Magazines in bathrooms

Reading material in the bathroom says something about the household: relaxed. Growing up my parents always had a small wicker basket beside the toilet with a collection of New Age magazines and occasionally a Reader’s Digest in it. Somewhere along the way the basket disappeared along with its reading material and enquiring after it now seems a bit gauche. Grimy, like heading into the bathroom with a book, or the newspaper as my dad used to, it’s an act that carries with it some shame, or at the very least does away with any mystique. Are you planning on getting comfy in there? And it may be my imagination but I always found those toilet magazines eventually take on the smell of poo.

My best friend is a very relaxed person. She has interior design magazines in her toilet and at one time a vision board with a female soccer player on it wearing red and white shorts. She now owns two restaurants.

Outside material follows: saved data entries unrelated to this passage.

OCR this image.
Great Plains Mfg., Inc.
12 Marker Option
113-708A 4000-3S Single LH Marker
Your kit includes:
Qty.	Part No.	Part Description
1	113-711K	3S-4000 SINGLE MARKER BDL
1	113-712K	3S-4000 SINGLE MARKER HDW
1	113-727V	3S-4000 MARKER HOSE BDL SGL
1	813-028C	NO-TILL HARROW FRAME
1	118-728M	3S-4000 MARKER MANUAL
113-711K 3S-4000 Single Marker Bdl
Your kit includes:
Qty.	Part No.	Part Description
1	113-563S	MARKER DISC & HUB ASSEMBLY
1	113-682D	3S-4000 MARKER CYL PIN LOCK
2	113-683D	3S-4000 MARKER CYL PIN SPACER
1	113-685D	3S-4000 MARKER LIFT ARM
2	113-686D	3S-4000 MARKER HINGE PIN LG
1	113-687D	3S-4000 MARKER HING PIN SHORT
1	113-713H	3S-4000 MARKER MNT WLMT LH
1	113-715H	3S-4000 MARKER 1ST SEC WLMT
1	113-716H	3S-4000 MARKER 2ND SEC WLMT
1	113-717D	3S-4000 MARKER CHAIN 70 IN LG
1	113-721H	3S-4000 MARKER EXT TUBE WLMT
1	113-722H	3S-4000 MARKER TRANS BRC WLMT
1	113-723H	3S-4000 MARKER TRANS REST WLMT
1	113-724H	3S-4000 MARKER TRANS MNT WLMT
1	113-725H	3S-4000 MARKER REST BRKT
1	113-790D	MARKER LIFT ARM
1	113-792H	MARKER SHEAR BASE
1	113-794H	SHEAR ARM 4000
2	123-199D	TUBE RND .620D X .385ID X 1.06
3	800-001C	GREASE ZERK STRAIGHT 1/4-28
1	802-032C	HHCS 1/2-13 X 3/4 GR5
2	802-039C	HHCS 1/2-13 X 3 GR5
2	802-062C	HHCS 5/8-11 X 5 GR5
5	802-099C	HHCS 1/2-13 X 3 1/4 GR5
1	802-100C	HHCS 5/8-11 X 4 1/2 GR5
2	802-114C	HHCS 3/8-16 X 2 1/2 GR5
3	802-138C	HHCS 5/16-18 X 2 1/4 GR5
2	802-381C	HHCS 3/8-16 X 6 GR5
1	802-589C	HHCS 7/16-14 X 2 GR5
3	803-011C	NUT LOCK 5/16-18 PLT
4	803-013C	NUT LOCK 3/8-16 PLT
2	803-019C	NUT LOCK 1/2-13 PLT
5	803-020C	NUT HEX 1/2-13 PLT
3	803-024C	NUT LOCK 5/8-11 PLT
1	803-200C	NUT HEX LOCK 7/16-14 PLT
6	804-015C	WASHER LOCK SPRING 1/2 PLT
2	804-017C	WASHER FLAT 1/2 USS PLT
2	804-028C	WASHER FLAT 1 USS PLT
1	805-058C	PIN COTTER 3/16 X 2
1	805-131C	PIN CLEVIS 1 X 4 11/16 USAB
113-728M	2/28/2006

Her magazines encourage you to relax in her bathroom as in her lounge as in her restaurants, if you are a relaxed person.

The first time my husband introduced a magazine into our bathroom it appeared on top of the toilet like a curious and entirely foreign object. I stared at it and all the things it implied: someone getting comfortable. How would he feel if I suddenly got really into reading on the toilet? His woman, busy with a book in the bathroom.

I think he chose that first magazine strategically. It was a copy of The New Yorker, so, classy, right? High literature on the bog. Then copies of New York magazine appeared and Adbusters etc. How could I argue? Some of those covers are really good!

It didn’t take long before local newspapers appeared and then music mags, but by this stage we were in the swing of it. Cleaning them into the bin would be an act of aggression and uptightness that might warrant a “I didn’t get to read that one? There was an article…” etc.

So now I feminize the space by putting the best looking magazine on top of the pile when girl friends come over. Dudes don’t care, but they of course do the thing that magazines in bathrooms encourage and I don’t want to think about: sit there lingering for longer than necessary, with poo.